Recipes With Croatian Rakija – Croatian Brandy 

Croatian plum brandy - Rakija

There are many different ways to enjoy rakija, including mixing it with juice or soda water or using it as a cooking ingredient.

  • Rakija & orange: one popular way to enjoy rakija is to mix it with orange juice. This refreshing cocktail is perfect for summer days spent lounging by the pool or at the beach. To make it, combine 1 part rakija with 2 parts fresh orange juice in a glass. Add ice and stir well before enjoying
  • On the rocks: if you’re looking for a more traditional way to enjoy rakija, try sipping it neat or on the rocks. This strong spirit is best savored slowly, so take your time and enjoy the complex flavor profile. Rakija can also be used in cooking to add depth of flavor to dishes like stews and braises. Substitute rakija for wine in your favorite recipe
  • With coffee: rakija can also be added to coffee or tea to create a warming and invigorating beverage
  • Rakija-Infused Plum Cake: Use rakija-soaked plums in a classic plum cake recipe. The rakija-infused plums add a delightful twist to the traditional dessert
  • Rakija-Marinated Grilled Meat: Marinate meat, such as pork or beef, in a mixture of rakija, garlic, olive oil, and herbs. Allow the flavors to infuse for a few hours before grilling. The rakija helps tenderize the meat and adds a distinct flavor
  • Rakija-Spiked Truffles: Make chocolate truffles and add a splash of rakija to the mixture before shaping them into balls. The rakija will give the truffles a unique taste and aroma
  • Rakija-Infused Fruit Salad: Prepare a refreshing fruit salad and drizzle it with a dressing made from rakija, honey, and lemon juice. Allow the fruits to soak in the dressing for a while before serving
  • Rakija Sour Cocktail: Create a twist on the classic Whiskey Sour cocktail by substituting whiskey with rakija. Mix rakija, lemon juice, simple syrup, and a dash of bitters in a shaker with ice. Strain and serve in a glass garnished with a lemon twist.
  • Remember to use rakija in moderation, as it is a strong spirit. The amount of rakija required in these recipes may vary based on personal preference, so feel free to adjust the quantities to suit your taste.

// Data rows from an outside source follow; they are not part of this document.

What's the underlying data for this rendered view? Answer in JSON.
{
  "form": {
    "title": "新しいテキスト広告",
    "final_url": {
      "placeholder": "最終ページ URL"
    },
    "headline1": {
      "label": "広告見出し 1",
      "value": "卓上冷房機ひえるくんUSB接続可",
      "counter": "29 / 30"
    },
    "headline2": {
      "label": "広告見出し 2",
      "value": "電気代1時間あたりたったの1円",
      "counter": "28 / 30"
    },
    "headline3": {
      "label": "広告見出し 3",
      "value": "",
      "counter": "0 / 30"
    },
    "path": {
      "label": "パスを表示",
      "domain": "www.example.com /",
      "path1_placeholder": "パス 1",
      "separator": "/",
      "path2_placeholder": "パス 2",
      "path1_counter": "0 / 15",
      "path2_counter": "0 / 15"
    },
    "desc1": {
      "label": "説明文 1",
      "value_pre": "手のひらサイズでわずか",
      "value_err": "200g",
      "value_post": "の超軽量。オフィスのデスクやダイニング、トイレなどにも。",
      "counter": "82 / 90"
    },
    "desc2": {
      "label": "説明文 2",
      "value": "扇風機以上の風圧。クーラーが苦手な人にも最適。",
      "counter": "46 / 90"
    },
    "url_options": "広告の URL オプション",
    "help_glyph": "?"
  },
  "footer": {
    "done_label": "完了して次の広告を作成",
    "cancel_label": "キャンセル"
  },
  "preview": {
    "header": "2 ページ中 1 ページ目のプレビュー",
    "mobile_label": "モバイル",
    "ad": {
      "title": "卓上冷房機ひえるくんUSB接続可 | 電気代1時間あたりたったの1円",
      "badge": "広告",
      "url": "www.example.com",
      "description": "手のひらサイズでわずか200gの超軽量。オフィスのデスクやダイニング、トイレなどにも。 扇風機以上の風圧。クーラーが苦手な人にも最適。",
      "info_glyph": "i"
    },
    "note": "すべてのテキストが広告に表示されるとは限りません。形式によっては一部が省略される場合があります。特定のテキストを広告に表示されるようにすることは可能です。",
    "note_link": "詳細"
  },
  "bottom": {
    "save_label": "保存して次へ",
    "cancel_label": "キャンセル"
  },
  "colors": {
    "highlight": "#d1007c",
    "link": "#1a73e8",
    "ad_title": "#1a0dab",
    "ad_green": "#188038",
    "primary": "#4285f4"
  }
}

As you can see, there is a lot of variety when it comes to Croatian rakija. Whether you prefer the sweet and fragrant slivovitz or the earthy and herbal travarica, there’s a Croatian rakija to suit you.

Next time you find yourself in Croatia, don’t miss the chance to indulge in its famous drink, rakija. This traditional drink is a must-try for curious travelers looking to experience the authentic flavors and culture of the region.